London cabbie bombmaker 'murdered US soldier in Iraq'
A London taxi driver who made bombs targeting coalition troops in the Iraq war was on Thursday convicted in a British court of murdering a US soldier eight years ago.world Updated: May 22, 2015 09:46 IST
A London taxi driver who made bombs targeting coalition troops in the Iraq war was on Thursday convicted in a British court of murdering a US soldier eight years ago.
Anis Sardar, 38, built an improvised explosive device (IED) which killed Sergeant First Class Randy Johnson of 2nd Stryker Cavalry Regiment when it exploded under his armoured vehicle outside Baghdad on September 27, 2007.
Sardar was arrested in London in September 2014 after the US Federal Bureau of Investigation found his fingerprints on two bombs which were planted in the area at the time, although not the one which killed Johnson.
Sue Hemming, head of special crime and counter terrorism at Britain's Crown Prosecution Service, called it a "landmark" prosecution which showed that "international borders are no barrier to terrorists in the UK being brought to justice".

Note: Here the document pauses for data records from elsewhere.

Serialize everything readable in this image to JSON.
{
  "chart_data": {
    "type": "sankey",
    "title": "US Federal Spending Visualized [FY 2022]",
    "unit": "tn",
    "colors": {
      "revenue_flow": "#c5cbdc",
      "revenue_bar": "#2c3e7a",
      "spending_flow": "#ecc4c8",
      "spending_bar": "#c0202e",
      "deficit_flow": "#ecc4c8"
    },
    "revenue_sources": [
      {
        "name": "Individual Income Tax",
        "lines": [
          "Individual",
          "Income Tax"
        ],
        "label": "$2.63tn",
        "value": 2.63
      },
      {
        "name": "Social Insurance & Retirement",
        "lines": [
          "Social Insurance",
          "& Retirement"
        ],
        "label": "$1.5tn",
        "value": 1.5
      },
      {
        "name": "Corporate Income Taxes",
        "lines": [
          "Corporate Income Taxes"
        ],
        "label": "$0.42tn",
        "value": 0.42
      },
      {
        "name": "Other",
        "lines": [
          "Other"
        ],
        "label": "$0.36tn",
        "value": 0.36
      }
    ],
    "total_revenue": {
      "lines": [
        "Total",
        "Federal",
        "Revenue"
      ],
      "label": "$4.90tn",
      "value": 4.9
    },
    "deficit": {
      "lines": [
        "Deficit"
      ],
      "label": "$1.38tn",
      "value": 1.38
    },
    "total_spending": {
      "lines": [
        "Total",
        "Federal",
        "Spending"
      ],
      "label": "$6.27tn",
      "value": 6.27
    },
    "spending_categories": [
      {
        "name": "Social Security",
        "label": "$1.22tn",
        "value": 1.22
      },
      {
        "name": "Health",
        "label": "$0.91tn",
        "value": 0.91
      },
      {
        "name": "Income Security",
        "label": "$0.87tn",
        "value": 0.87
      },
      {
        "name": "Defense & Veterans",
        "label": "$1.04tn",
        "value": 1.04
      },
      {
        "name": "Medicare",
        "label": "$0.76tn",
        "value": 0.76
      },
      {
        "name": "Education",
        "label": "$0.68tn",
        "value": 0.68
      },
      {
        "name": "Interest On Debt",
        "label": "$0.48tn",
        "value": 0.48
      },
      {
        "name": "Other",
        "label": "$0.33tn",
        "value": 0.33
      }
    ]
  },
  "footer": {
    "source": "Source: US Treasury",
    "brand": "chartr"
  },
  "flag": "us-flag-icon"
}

"Anis Sardar is a highly dangerous man who created bombs so large that not only did they tragically kill Sgt Randy Johnson, but they put other lives in danger and caused significant damage to heavily armoured US military vehicles," she added.
"He knew precisely what he was doing and was working with murderous intent against coalition forces."
Although his fingerprints were not on the bomb that killed Johnson, they were found on a range of other, similar devices planted in the surrounding area, along with those of Sajjad Adnan, whose prints were on the fatal device.
Adnan was previously in custody in Iraq but his current location is unknown.
Inquiries by British police subsequently revealed that Sardar had spent a decade in Syria, returning to Britain less than two months after Johnson died.
He claimed he was in Syria simply to learn Arabic, but detectives believe he met up with Adnan and other bombmakers to conspire and make and deploy IEDs in Iraq.
He was later found to have files on his computer containing instructions on how to make bombs.
Sardar is due to be sentenced at Woolwich Crown Court in London on Friday.